Monday, 4 April 2016

HONESTLY! 3 OPERAS, 1 HOUR / L'arietta / Review

10 Square, Orchard Central
Saturday (2 April 2016)

This review was published in The Straits Times on 4 April 2016 with the title "Tapestry of life revealed in mini operas".

Say hello to L'arietta, Singapore's newest opera company. L'arietta, which means “little song” in Italian, was formed by local tenor Reuben Lai and Japanese soprano Akiko Otao to promote the niche genre of chamber opera. Both profess that opera is relevant to today's cultures and mores even in its most diminutive form, far removed from the grand spectacles of Wagner and Verdi. Its debut production showcased three such mini-operas in a single sitting, each refreshingly different and moving in their own way.

British composer Joseph Horovitz's The Gentleman's Island was a dark comedy about two stuffy Englishmen stranded on a desert island. They are initially distant because they have not been previously introduced, but readily bond when they know of a mutual friend Robinson. Jameson Soh's eloquent and effective stage direction had the gentleman marooned on separate wooden blocks but joined by a physical and metaphorical umbilical cord.

Tenor Lai and baritone Brent Allcock were excellent in their characterisations of self-consciousness and overriding pride. Their clear dulcet tones meant that the audience could catch their every single word and nuance. Even when rescue arrives in the form of Robinson, they reject him because he comes in a convict ship.

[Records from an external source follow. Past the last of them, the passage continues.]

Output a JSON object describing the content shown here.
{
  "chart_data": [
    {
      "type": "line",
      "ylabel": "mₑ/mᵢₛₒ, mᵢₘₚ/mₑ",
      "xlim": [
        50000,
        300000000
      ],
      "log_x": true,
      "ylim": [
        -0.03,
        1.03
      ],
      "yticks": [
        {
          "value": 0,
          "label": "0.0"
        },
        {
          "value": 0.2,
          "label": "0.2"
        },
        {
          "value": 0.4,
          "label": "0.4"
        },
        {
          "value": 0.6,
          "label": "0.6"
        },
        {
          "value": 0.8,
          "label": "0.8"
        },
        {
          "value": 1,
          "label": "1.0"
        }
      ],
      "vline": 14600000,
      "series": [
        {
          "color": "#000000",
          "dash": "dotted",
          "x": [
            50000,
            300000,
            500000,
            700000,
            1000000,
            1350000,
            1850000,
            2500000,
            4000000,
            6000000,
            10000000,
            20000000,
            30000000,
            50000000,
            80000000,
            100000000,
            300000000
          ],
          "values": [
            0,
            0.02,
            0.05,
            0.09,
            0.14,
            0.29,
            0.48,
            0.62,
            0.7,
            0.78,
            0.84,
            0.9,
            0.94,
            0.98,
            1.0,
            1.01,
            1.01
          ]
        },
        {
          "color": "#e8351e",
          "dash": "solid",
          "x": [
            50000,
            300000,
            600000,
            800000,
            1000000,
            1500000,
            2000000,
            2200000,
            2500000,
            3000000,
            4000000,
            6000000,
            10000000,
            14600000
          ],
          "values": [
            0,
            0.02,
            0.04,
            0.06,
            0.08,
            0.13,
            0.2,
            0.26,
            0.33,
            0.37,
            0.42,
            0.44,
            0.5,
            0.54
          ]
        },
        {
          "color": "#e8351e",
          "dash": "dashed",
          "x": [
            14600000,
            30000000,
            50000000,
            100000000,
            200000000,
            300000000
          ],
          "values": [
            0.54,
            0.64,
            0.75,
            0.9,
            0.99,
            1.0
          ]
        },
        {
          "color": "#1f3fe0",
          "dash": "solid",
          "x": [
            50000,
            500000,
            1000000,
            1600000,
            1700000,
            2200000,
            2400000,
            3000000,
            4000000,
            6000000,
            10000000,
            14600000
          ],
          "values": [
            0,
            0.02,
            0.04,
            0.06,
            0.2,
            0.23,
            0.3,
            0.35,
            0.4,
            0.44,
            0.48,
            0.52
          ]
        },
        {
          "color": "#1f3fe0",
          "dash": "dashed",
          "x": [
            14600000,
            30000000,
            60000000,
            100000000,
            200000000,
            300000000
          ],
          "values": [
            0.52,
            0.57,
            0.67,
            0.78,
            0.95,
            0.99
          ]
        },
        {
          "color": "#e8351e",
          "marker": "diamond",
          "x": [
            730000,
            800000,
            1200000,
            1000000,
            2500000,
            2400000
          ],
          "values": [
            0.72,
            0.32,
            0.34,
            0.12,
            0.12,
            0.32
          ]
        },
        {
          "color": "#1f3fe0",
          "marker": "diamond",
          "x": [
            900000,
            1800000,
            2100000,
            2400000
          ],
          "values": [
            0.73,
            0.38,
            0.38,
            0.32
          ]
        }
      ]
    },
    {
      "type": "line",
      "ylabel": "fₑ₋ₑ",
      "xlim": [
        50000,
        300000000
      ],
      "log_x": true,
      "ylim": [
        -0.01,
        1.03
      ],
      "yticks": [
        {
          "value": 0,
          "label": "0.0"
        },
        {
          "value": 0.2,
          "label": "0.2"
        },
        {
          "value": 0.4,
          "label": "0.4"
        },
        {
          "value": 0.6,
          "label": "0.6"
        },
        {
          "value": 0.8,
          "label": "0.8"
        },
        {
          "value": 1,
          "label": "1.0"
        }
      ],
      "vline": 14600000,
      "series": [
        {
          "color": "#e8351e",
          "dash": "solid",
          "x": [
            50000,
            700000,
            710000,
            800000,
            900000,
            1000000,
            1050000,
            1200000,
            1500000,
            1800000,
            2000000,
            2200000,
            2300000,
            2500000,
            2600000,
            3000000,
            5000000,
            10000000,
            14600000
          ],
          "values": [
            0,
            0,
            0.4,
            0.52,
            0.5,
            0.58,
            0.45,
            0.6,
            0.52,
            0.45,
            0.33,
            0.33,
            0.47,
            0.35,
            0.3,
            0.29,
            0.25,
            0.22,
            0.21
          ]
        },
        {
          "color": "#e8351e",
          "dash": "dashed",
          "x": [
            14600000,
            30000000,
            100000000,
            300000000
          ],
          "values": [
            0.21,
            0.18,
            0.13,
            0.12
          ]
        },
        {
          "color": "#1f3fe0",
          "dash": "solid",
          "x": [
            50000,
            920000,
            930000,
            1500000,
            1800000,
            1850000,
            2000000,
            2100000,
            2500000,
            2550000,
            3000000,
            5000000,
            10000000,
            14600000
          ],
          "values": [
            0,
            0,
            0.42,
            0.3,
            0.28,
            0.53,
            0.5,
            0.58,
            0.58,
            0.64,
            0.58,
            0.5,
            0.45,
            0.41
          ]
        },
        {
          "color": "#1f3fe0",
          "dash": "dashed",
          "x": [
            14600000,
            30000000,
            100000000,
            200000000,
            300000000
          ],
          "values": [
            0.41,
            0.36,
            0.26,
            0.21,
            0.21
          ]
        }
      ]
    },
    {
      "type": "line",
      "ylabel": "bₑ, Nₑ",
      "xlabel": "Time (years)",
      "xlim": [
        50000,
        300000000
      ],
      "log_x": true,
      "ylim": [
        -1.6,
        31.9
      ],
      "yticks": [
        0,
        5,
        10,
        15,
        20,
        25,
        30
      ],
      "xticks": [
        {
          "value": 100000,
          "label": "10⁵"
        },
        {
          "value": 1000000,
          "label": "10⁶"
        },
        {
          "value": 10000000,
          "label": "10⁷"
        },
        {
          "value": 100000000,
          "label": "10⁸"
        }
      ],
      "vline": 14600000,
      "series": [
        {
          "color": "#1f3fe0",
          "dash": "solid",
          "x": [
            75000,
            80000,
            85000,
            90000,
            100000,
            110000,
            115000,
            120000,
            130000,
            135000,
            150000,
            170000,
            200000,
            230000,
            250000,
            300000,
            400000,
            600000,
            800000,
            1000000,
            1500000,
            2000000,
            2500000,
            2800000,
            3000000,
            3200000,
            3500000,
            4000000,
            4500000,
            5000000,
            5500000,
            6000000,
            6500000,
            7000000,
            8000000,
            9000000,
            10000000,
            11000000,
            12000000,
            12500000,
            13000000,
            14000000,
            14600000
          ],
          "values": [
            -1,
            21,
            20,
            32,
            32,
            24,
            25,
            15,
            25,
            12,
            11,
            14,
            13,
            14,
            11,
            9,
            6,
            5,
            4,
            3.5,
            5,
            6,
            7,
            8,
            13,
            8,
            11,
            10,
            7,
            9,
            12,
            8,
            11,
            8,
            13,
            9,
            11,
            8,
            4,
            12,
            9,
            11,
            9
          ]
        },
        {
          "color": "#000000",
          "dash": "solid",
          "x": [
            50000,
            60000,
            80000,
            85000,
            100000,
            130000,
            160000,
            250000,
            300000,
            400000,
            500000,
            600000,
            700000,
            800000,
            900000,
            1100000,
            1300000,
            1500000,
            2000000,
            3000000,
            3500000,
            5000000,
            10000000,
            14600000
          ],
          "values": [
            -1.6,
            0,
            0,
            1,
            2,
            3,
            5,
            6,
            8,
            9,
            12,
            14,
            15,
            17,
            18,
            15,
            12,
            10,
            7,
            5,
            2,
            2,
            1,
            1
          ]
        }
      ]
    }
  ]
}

The folly of death by pride is their ultimate comeuppance.

The second opera was Singaporean Chen Zhangyi's Window Shopping, about diametrically opposing reactions of two women when they enter a high-end shoe shop. Mezzo-soprano Angela Hodgins' older lady sings of regret and soured memories while soprano Otao's young waif is ecstatic on the choice of heels available to her.

Chen's score cleverly used a ground bass, which represented plodding footsteps people make when they go shopping, also symbolic of the trudges in life itself. While Hodgins' part was elegiac, Otao's was whimsical and jazzy. Ultimately both come to the realisation that life was not about acquiring assets (such as new shoes replacing old ones) but how to look after them.

The final opera brought back all four singers in Samuel Barber's A Hand of Bridge. What lurks in the minds of those who pit their wits in a game of small stakes? The scenario of failed marriages and dysfunctional characters revealing their innermost desires and fears were neatly encapsulated in four ariettas.

Angela longs for a hat of peacock feathers, while Reuben lusts after an extramarital affair. Akiko frets on her mother's frail health, and Brent craves for power and riches. Such is the flawed fabric and tapestry of life, where each individual has to come to terms with his or her own foibles and realities.

Accompanying this production was young pianist Wayne Teo, who more than coped with the disparate styles and complexities thrown at him. That the filled-to-capacity audience, with many children in attendance, sat in quiet and rapt attention throughout was ample testimony to the performers.

Clock watchers might like to note the durations of each opera: 28 minutes (Horovitz) + 21 minutes (Chen) + 10 minutes (Barber) = 59 minutes. Three operas in one hour? Mission accomplished.